The specific issue of the case was whether a person can be forced to create, or design something, to support an event that violates his religious beliefs. For example, related to another case, should a florist be required to not only sell someone flowers for an event that goes against his beliefs, but deliver them and set them up, appearing thus to support the event with his art.
Should a graphic artist be required to create a Gay Pride poster or a Ku Klux Klan poster, if it violates his closely held religious views?
Although it doesn’t fall into the category of art, should a pharmacist be required to personally fill a prescription for the morning after pill if he considers giving that pill to be facilitating an abortion, again, in opposition to his religious beliefs?
Businesses do have the legal right to refuse service to individuals under certain circumstances. They may enforce a dress code. They may refuse service to someone who has, during a past visit, become violent and damaged the business. That pharmacist may pass the prescription on to another pharmacist, but may not interfere with the customer’s right to fill a legal prescription.
Interestingly, businesses may not discriminate against members of a protected class. Protected classes include race, color, religion or creed, national origin or ancestry, sex, age, physical or mental disability, veteran status, height, weight, marital status, gender identity, or genetic information. In recent years, diversity has been emphasized over unity in American society. What diversity currently means, in practice, in the United States is “not a white, native born, healthy white male.”
Is it legal to have a singles club, a young adults’ club, an old people’s club, a women’s club, an Asian-American Club, and not include all the rest of the people who might want to join?
Should it be legal for you to choose not to rent your extra living space to a person of a different color or religion? It is now, but not if you rent multiple spaces.
My experience with the latter was to be accused of discrimination by a gay couple, whom I did not accept as tenants because of their bad credit report. They didn’t accept that reason because their credit history was from another state. Go figure.

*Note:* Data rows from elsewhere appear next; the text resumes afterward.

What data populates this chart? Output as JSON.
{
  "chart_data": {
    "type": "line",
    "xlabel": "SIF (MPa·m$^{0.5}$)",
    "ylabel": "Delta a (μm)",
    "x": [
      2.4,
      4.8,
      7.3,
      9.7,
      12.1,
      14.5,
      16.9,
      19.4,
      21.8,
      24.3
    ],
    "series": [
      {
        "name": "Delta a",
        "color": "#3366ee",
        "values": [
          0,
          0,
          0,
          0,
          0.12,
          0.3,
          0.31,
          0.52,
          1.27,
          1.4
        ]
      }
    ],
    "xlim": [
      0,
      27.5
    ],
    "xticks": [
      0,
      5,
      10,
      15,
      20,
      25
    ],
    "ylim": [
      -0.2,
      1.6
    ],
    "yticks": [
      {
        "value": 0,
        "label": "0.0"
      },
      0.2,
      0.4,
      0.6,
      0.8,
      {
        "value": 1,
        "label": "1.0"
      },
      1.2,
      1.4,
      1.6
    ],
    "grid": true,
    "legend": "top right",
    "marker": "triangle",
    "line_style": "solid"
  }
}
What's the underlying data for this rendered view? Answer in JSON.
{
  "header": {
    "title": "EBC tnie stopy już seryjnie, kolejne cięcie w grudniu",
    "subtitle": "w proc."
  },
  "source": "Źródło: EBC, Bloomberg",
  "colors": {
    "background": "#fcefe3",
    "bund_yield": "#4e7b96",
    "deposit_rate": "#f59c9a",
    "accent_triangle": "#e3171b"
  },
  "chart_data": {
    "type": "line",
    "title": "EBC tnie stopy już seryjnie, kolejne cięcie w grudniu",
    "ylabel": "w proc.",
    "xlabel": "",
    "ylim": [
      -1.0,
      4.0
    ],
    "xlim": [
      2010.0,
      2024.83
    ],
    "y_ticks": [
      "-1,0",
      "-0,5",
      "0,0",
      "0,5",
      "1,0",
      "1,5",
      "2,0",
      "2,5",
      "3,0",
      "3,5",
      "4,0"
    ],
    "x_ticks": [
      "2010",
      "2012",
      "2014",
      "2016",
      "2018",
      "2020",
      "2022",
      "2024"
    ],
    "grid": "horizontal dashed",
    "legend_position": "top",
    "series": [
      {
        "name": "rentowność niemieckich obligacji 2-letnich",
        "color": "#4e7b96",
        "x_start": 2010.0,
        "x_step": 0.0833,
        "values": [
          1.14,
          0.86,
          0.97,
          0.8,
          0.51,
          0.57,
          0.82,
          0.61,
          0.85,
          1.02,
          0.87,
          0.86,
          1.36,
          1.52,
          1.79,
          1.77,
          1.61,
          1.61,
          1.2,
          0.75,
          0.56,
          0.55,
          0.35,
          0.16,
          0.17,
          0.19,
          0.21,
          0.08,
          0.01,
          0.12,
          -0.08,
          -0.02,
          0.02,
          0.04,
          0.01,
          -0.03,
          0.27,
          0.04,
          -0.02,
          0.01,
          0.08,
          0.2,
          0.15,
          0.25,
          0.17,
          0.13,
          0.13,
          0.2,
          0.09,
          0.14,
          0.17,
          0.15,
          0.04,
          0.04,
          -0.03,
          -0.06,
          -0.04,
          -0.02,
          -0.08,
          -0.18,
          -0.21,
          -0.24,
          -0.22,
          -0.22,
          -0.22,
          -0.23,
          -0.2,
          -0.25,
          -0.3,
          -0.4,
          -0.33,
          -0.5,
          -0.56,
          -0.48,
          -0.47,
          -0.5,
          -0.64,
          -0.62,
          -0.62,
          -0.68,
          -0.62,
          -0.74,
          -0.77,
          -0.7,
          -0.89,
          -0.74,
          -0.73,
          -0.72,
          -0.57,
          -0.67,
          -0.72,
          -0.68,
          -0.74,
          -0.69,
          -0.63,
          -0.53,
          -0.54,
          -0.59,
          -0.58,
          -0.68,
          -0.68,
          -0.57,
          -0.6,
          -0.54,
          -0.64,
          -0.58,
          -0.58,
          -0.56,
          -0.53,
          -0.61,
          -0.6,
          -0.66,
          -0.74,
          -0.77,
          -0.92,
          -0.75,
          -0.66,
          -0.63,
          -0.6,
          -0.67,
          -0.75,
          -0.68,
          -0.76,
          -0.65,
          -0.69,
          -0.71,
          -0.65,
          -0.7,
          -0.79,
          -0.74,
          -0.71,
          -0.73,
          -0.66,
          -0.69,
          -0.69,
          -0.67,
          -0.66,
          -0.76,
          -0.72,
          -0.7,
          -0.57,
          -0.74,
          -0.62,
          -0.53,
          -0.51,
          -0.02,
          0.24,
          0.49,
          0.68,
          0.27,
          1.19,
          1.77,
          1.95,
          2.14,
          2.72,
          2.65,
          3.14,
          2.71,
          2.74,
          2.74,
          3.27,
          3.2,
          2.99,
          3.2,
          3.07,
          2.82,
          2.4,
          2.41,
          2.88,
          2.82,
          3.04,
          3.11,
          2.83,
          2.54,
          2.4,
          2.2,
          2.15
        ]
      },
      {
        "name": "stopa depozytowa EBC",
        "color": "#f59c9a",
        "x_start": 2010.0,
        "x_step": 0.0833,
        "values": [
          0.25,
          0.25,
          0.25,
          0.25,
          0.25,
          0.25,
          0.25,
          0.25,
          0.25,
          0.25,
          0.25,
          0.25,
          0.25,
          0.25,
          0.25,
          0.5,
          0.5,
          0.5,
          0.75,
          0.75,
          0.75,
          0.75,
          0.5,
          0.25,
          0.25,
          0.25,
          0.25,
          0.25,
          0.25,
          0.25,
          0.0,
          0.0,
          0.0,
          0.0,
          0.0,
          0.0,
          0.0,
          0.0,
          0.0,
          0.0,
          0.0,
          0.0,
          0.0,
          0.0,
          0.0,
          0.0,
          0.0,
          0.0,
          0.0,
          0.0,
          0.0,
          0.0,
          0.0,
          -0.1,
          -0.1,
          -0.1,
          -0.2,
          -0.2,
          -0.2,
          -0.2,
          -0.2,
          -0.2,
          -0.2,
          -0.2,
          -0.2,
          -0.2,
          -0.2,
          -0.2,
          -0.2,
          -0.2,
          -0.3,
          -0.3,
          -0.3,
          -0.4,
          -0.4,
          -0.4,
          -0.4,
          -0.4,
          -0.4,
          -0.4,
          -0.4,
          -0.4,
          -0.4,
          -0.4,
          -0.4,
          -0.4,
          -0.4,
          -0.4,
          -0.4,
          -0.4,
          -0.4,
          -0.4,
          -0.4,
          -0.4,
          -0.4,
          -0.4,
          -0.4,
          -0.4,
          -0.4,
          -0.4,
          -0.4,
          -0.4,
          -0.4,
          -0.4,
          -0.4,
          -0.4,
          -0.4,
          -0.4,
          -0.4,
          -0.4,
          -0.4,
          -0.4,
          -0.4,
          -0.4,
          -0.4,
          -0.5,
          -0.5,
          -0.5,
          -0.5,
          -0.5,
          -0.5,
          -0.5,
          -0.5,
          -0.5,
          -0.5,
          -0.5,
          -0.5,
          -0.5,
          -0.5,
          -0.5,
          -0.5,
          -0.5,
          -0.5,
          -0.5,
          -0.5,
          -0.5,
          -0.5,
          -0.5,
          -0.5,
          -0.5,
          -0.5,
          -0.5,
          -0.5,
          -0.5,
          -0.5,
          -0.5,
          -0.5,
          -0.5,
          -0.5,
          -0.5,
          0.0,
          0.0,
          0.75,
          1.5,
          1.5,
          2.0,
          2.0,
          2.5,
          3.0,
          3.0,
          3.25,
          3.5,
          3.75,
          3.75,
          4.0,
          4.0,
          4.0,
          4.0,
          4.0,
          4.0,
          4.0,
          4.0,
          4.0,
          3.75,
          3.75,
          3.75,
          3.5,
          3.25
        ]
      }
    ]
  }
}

This question alone causes me to sympathize with the Supreme Court, and their focus on the easy and clear aspect of their decision in this case.
The real questions are: Do native born, white, healthy, male, Christian citizens have the same rights as other people, or should they be the standard against which diversity is measured?
Is custom cake baking, or the decorating of an event space, or poster making art, protected under the First Amendment?
Maybe we’ll see, as the Supreme Court, with its’ limited though correct ruling, will certainly have another chance after taking a pass on the real question in this case.